The proposed policy is intended to ensure that firms have adequate capital to support the relevant risks in their business and that they have appropriate processes to ensure compliance with the Capital Requirements Regulation (CRR) and Capital Requirements Directive (CRD). It is also intended to encourage firms to develop and use better risk management techniques in monitoring and managing their risks. Pillar 2 therefore acts to further the safety and soundness of firms, in line with the PRA’s objectives. The PRA intends that the publication of its proposed methodologies to set Pillar 2 capital will help firms to understand the rationale for the PRA’s decisions and plan capital accordingly.
This consultation is relevant to banks, building societies and PRA-designated investment firms (‘firms’). The paper includes:
- Overview and background on the proposed Pillar 2 framework.
- Pillar 2A methodologies, including the proposed new approaches the PRA will use for assessing Pillar 2A capital for credit risk, operational risk, credit concentration risk and pension obligation risk, alongside the existing approaches for market risk, counterparty credit risk and interest rate risk in the non-trading book (usually referred to as interest rate risk in the banking book (IRRBB)). It also details the proposed associated data requirements.
- The PRA buffer and how the PRA proposes to operate this new buffer regime.

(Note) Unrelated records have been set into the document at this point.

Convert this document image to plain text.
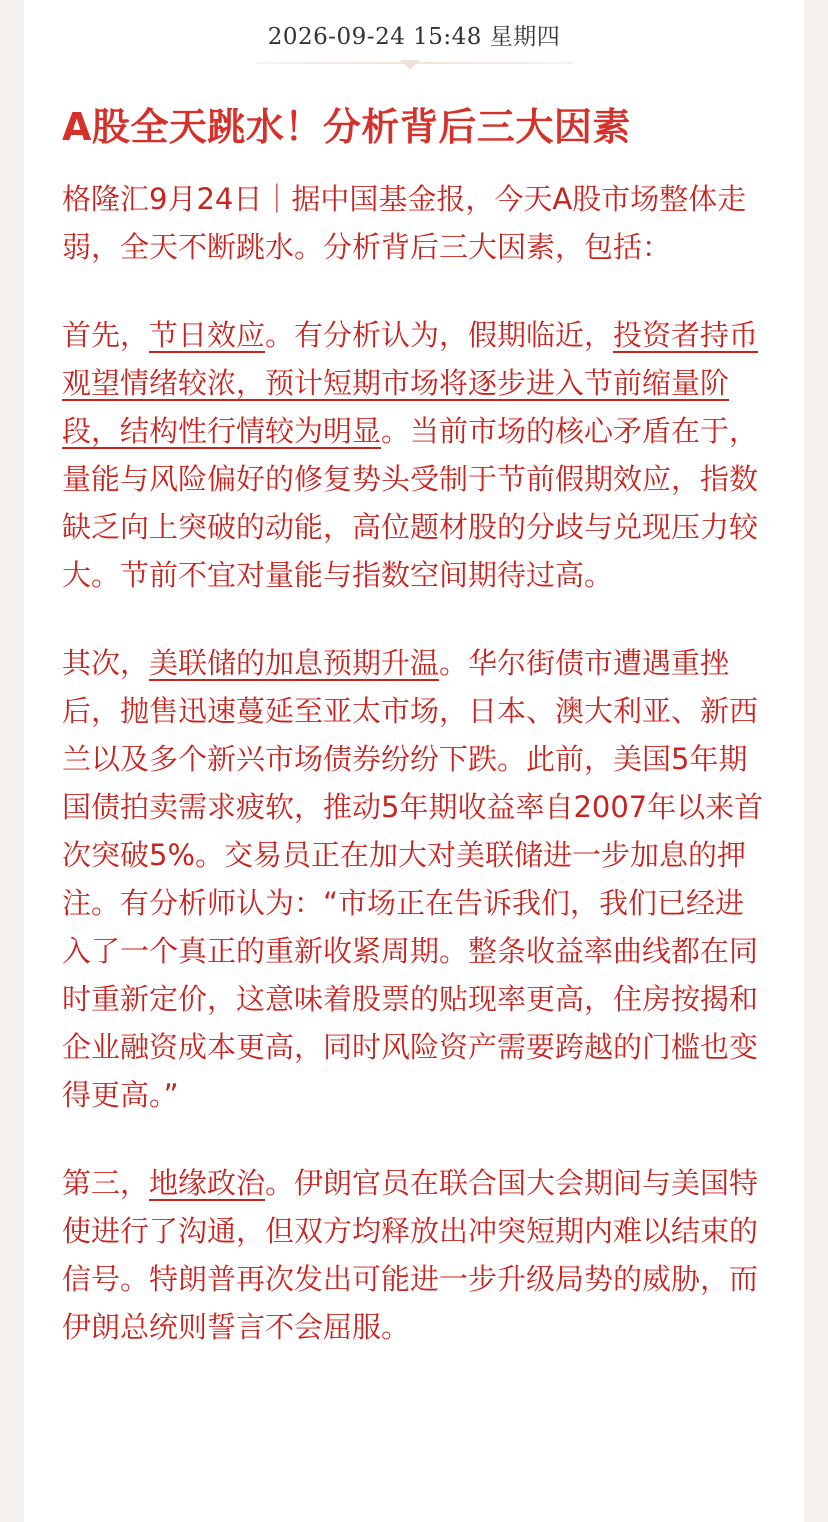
2026-09-24 15:48 星期四
A股全天跳水！分析背后三大因素

格隆汇9月24日｜据中国基金报，今天A股市场整体走弱，全天不断跳水。分析背后三大因素，包括：

首先，节日效应。有分析认为，假期临近，投资者持币观望情绪较浓，预计短期市场将逐步进入节前缩量阶段，结构性行情较为明显。当前市场的核心矛盾在于，量能与风险偏好的修复势头受制于节前假期效应，指数缺乏向上突破的动能，高位题材股的分歧与兑现压力较大。节前不宜对量能与指数空间期待过高。

其次，美联储的加息预期升温。华尔街债市遭遇重挫后，抛售迅速蔓延至亚太市场，日本、澳大利亚、新西兰以及多个新兴市场债券纷纷下跌。此前，美国5年期国债拍卖需求疲软，推动5年期收益率自2007年以来首次突破5%。交易员正在加大对美联储进一步加息的押注。有分析师认为：“市场正在告诉我们，我们已经进入了一个真正的重新收紧周期。整条收益率曲线都在同时重新定价，这意味着股票的贴现率更高，住房按揭和企业融资成本更高，同时风险资产需要跨越的门槛也变得更高。”

第三，地缘政治。伊朗官员在联合国大会期间与美国特使进行了沟通，但双方均释放出冲突短期内难以结束的信号。特朗普再次发出可能进一步升级局势的威胁，而伊朗总统则誓言不会屈服。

- Governance and risk management, including proposals to tackle significantly weak governance and risk management under Pillar 2.

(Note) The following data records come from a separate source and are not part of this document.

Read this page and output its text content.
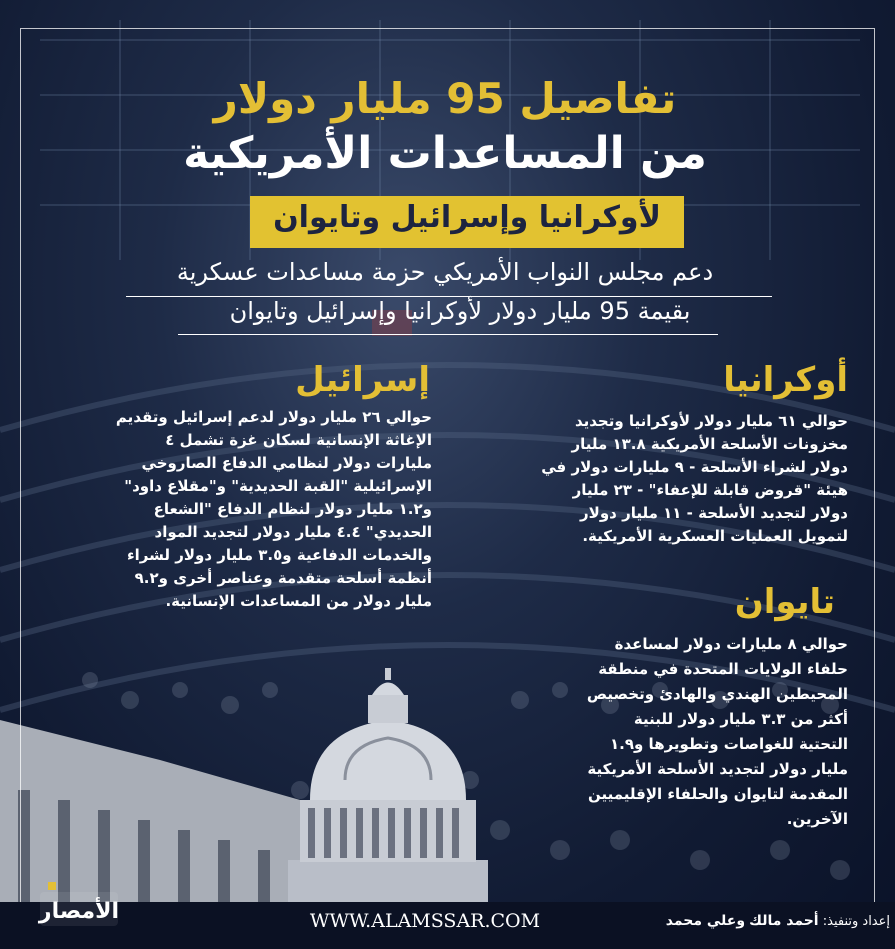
تفاصيل 95 مليار دولار
من المساعدات الأمريكية
لأوكرانيا وإسرائيل وتايوان
دعم مجلس النواب الأمريكي حزمة مساعدات عسكرية
بقيمة 95 مليار دولار لأوكرانيا وإسرائيل وتايوان
إسرائيل
حوالي ٢٦ مليار دولار لدعم إسرائيل وتقديم
الإغاثة الإنسانية لسكان غزة تشمل ٤
مليارات دولار لنظامي الدفاع الصاروخي
الإسرائيلية "القبة الحديدية" و"مقلاع داود"
و١.٢ مليار دولار لنظام الدفاع "الشعاع
الحديدي" ٤.٤ مليار دولار لتجديد المواد
والخدمات الدفاعية و٣.٥ مليار دولار لشراء
أنظمة أسلحة متقدمة وعناصر أخرى و٩.٢
مليار دولار من المساعدات الإنسانية.
أوكرانيا
حوالي ٦١ مليار دولار لأوكرانيا وتجديد
مخزونات الأسلحة الأمريكية ١٣.٨ مليار
دولار لشراء الأسلحة - ٩ مليارات دولار في
هيئة "قروض قابلة للإعفاء" - ٢٣ مليار
دولار لتجديد الأسلحة - ١١ مليار دولار
لتمويل العمليات العسكرية الأمريكية.
تايوان
حوالي ٨ مليارات دولار لمساعدة
حلفاء الولايات المتحدة في منطقة
المحيطين الهندي والهادئ وتخصيص
أكثر من ٣.٣ مليار دولار للبنية
التحتية للغواصات وتطويرها و١.٩
مليار دولار لتجديد الأسلحة الأمريكية
المقدمة لتايوان والحلفاء الإقليميين
الآخرين.
الأمصار	WWW.ALAMSSAR.COM	إعداد وتنفيذ: أحمد مالك وعلي محمد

- Disclosure, including the impact of the proposed Pillar 2 reforms on capital disclosure and proposals for a more transparent regime.

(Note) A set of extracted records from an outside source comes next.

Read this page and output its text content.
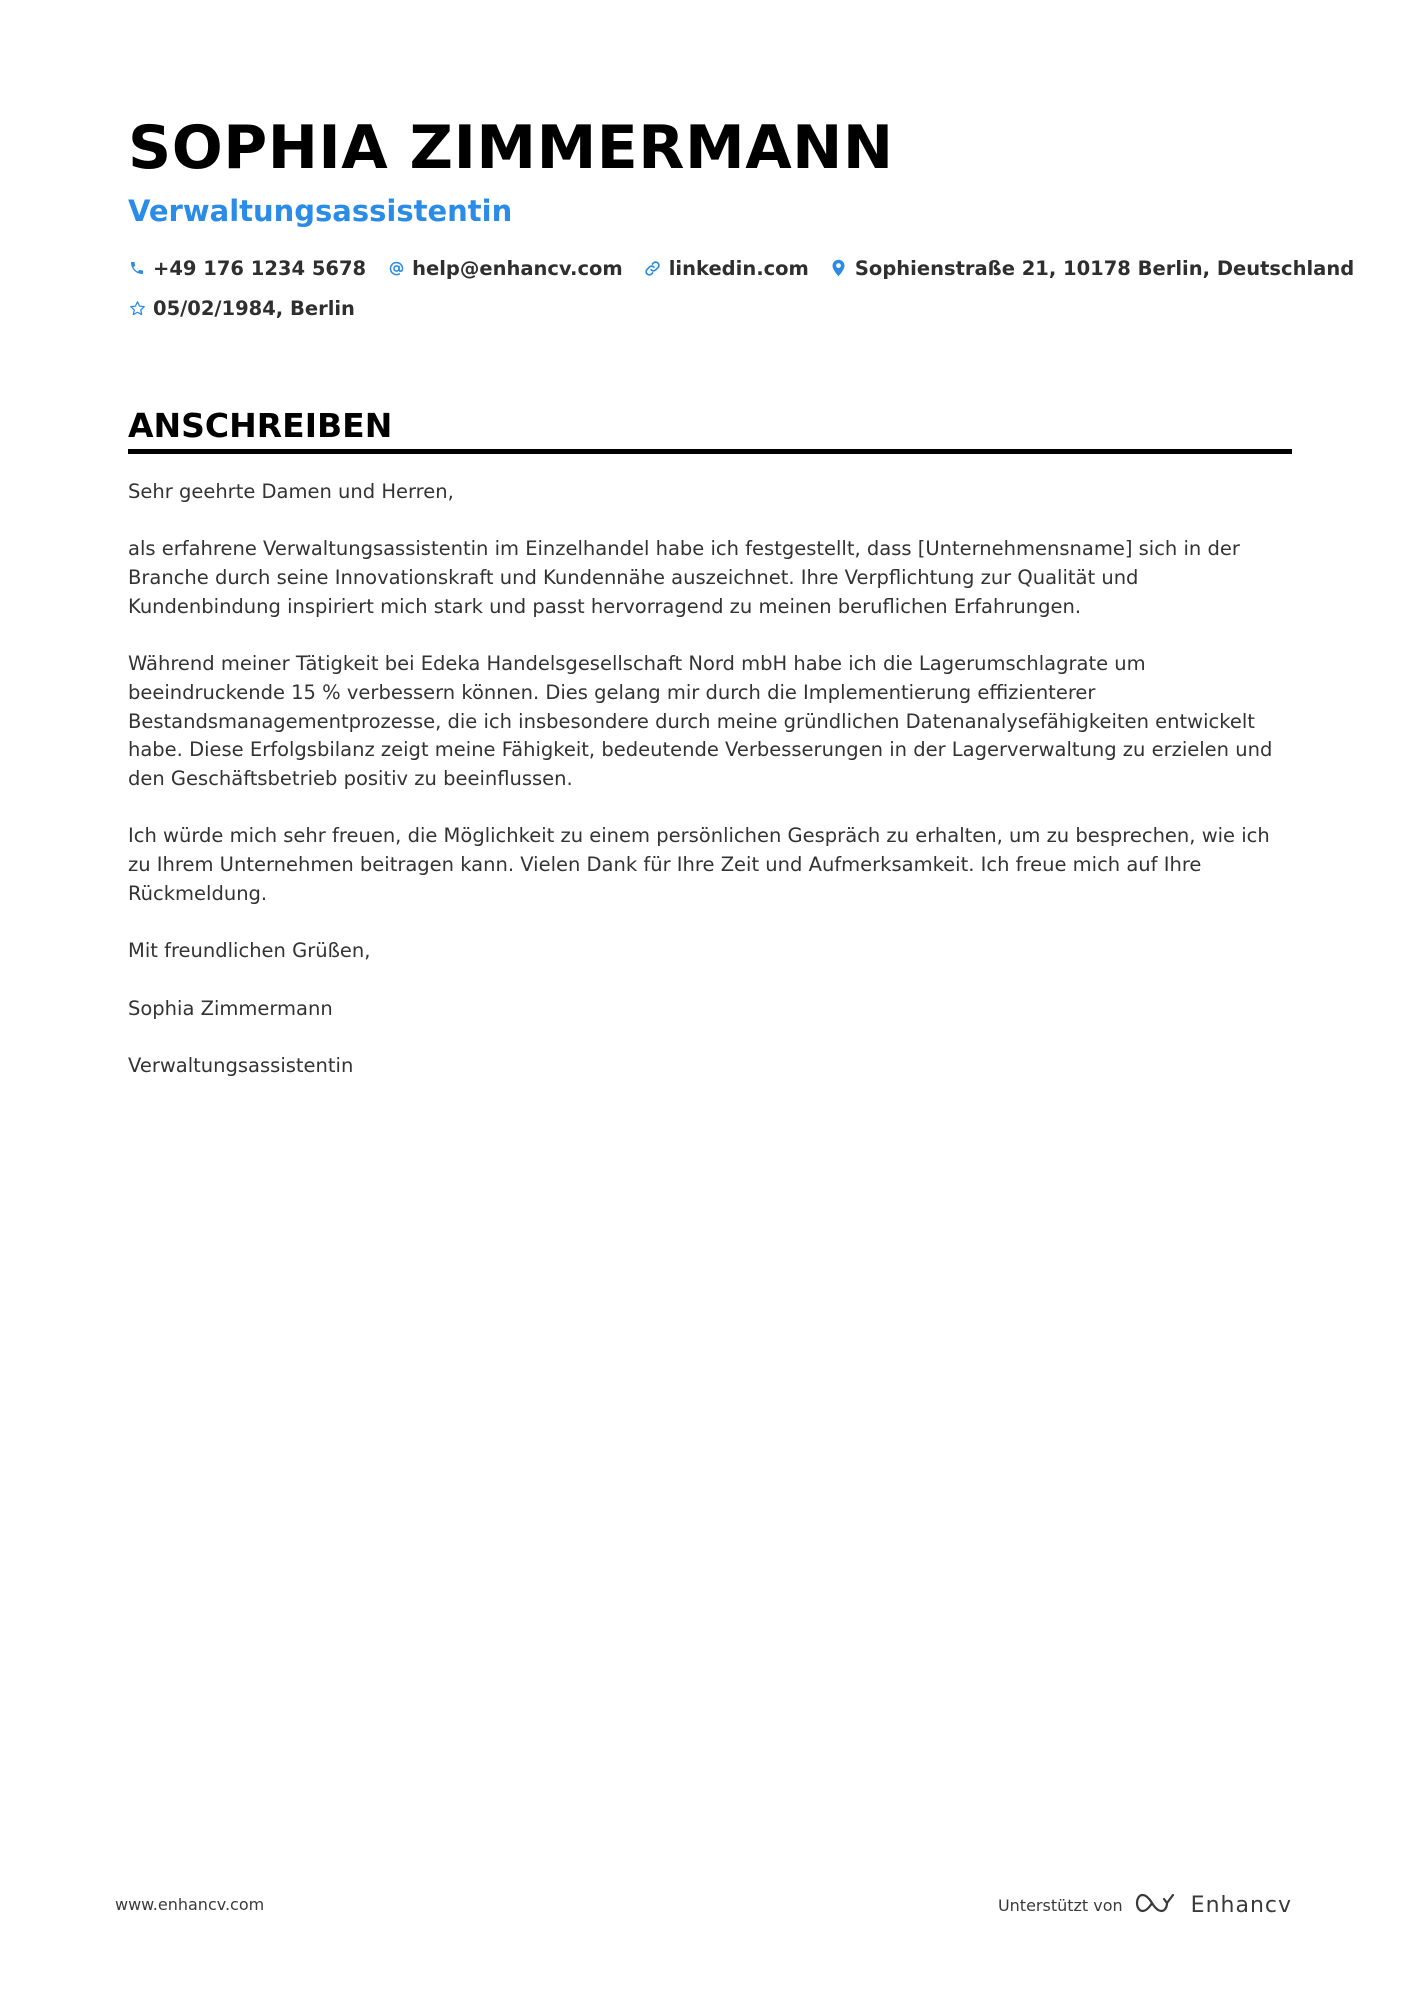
SOPHIA ZIMMERMANN
Verwaltungsassistentin
+49 176 1234 5678 help@enhancv.com linkedin.com Sophienstraße 21, 10178 Berlin, Deutschland
05/02/1984, Berlin
ANSCHREIBEN

Sehr geehrte Damen und Herren,

als erfahrene Verwaltungsassistentin im Einzelhandel habe ich festgestellt, dass [Unternehmensname] sich in der Branche durch seine Innovationskraft und Kundennähe auszeichnet. Ihre Verpflichtung zur Qualität und Kundenbindung inspiriert mich stark und passt hervorragend zu meinen beruflichen Erfahrungen.

Während meiner Tätigkeit bei Edeka Handelsgesellschaft Nord mbH habe ich die Lagerumschlagrate um beeindruckende 15 % verbessern können. Dies gelang mir durch die Implementierung effizienterer Bestandsmanagementprozesse, die ich insbesondere durch meine gründlichen Datenanalysefähigkeiten entwickelt habe. Diese Erfolgsbilanz zeigt meine Fähigkeit, bedeutende Verbesserungen in der Lagerverwaltung zu erzielen und den Geschäftsbetrieb positiv zu beeinflussen.

Ich würde mich sehr freuen, die Möglichkeit zu einem persönlichen Gespräch zu erhalten, um zu besprechen, wie ich zu Ihrem Unternehmen beitragen kann. Vielen Dank für Ihre Zeit und Aufmerksamkeit. Ich freue mich auf Ihre Rückmeldung.

Mit freundlichen Grüßen,

Sophia Zimmermann

Verwaltungsassistentin

www.enhancv.com	Unterstützt von	Enhancv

- Analysis on the impact of the proposed reforms.
The paper provides an excellent summary of the current thinking in terms of pillar 2 regulation, and it will further increase the capital required to be held by UK banks. There are implications for financial services companies and regulators in other jurisdictions. We discussed the implications of these capital changes recently.
The UK consultation closes on Friday 17 April 2015.